Igualmente “no podemos desconocer que el tema de las redes sociales forma parte de estructuras supranacionales y no me imagino a Facebook o Twitter compartiendo sus datos con los gobiernos para regular sus contenidos”.

Un tema no menor está relacionado con la seguridad de los periodistas “y que ha llevado a que muchos periodistas o medios se abstengan de publicar primicias o exclusivas por miedo a ser blanco de ataques, frente a lo cual se opta por esperar que sean varios que publiquen lo que ya se conocía para que pueda servir como elemento de seguridad y resguardo frente a posibles represalias. Eso nos posiciona frente a una realidad que no es la ideal y sobre lo cual también tenemos que trabajar” reflexionó Martínez.

Todo lo relativo a la autocensura “es un tema que nos preocupa y que muchas veces determina la calidad de la información que se suministra a la sociedad. Por ende “las líneas de trabajo se ven impactadas por la decisión de medios o periodistas de cubrir o no ciertas historias donde se sabe que puedan llegar a sufrir represalias o bien, puedan ver comprometida su seguridad”, puntualizó Martínez.
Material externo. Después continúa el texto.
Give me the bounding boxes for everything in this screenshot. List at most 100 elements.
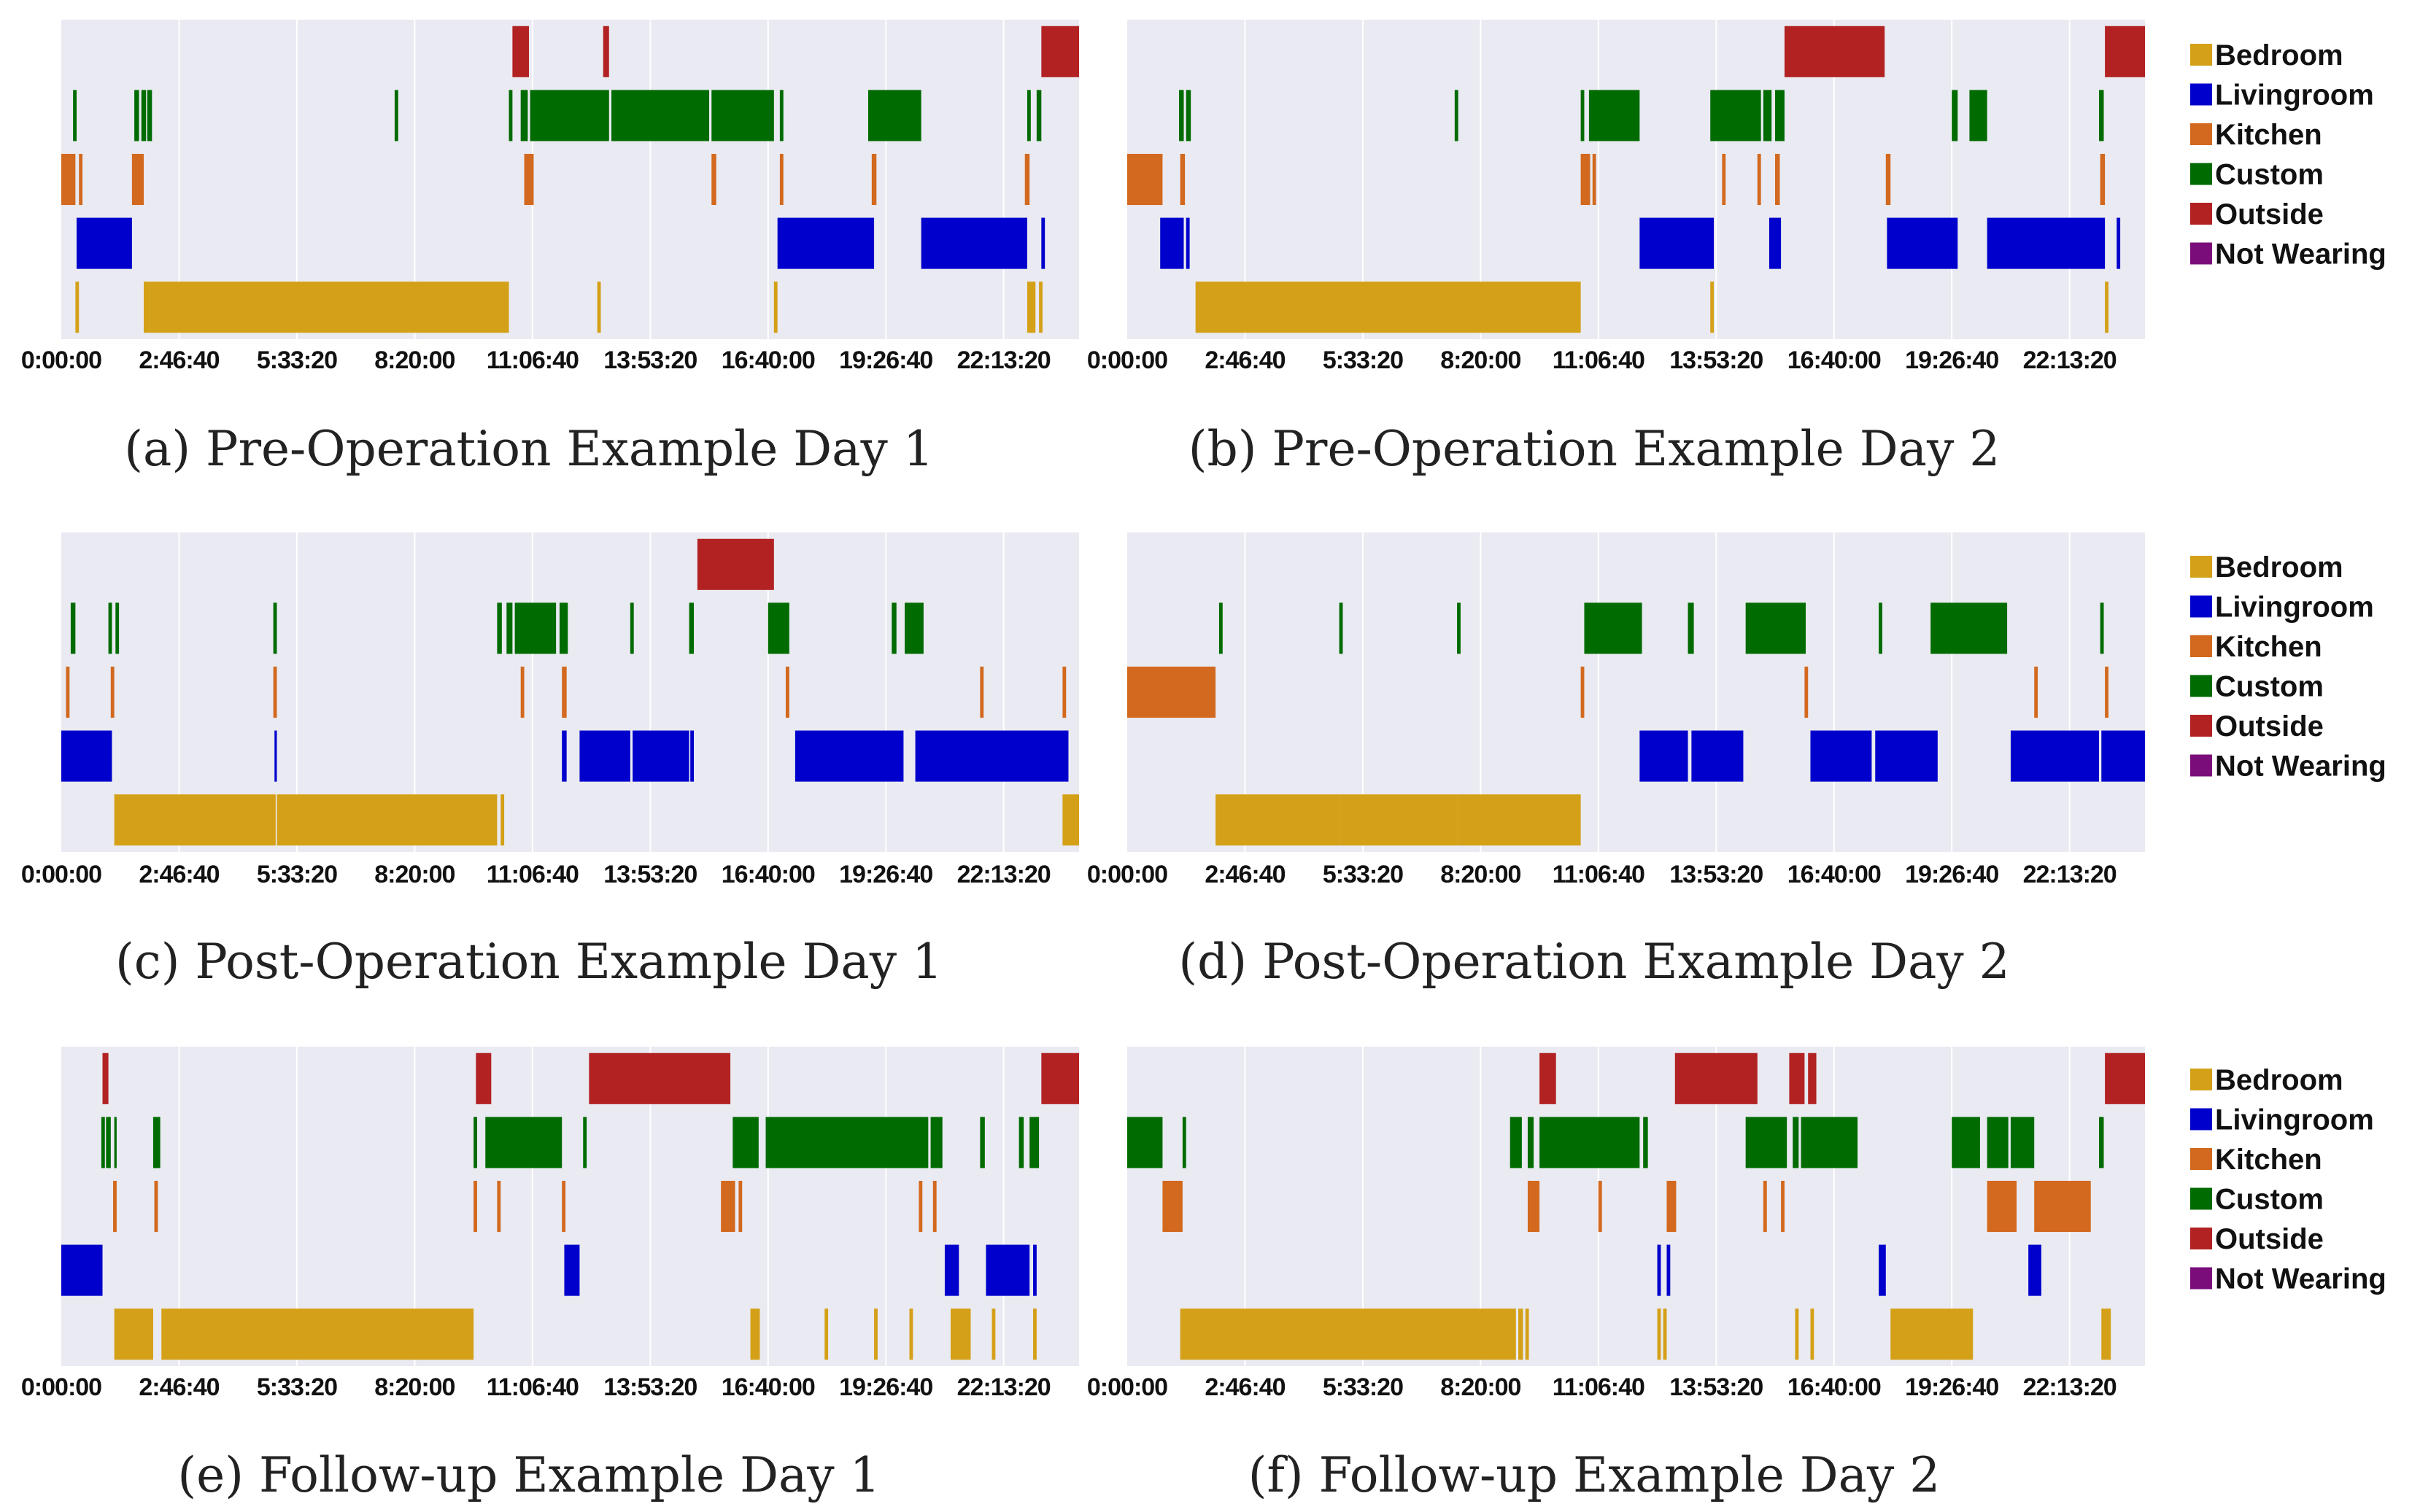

“Ante lo cual entendemos que es importante promover diálogos con el poder, pero para reivindicar mejores condiciones laborales y no para claudicar en los principios que demanda una comunicación responsable”.

Hoy en el Observatorio “estamos trabajando en un levantamiento exhaustivo en las regiones para lograr una data sólida que nos muestre cuál es la realidad de la calidad del trabajo de los periodistas en las regiones; en cuanto a su nivel de salarios, seguridad, o exposición a la violencia a que son sometidos, entre otros factores; para reclamarle a las autoridades que se garanticen mejores condiciones de trabajo, porque eso también lo necesitan ellos, la sociedad y sin duda nosotros como comunicadores”

Consultado sobre la propuesta del filósofo mexicano Fernando Buen Abad sobre la necesidad y pertinencia de impulsar una Constituyente Continental Comunicacional, Martínez fue claro en destacar que “eso demandará mucha paciencia, diálogo y un proceso de validación de interlocutores que sean reconocidos por todas las partes para que realmente pueda lograrse algo por el estilo”.

Martínez subrayó que “no importa el nombre, pero si tenemos claro que no solamente en México sino en contacto con medios y periodistas de gran parte del continente son muchas las coincidencias y – con las diferencias naturales- hay muchas similitudes en las condiciones de trabajo, en las limitaciones al acceso a las fuentes de información y en la persecución y hostigamiento a la prensa y todo ello puede ser un elemento que pueda jugar a favor de lograr ese gran consenso para avanzar en colectivo”.

“Se necesita entender que hay una emergencia comunicacional y que debe ser atendida para lograr mejores sociedades y que permee a los gobiernos que son en definitiva los que tienen que dar las garantías para un libre ejercicio del periodismo en los distintos países”, rescató Martínez.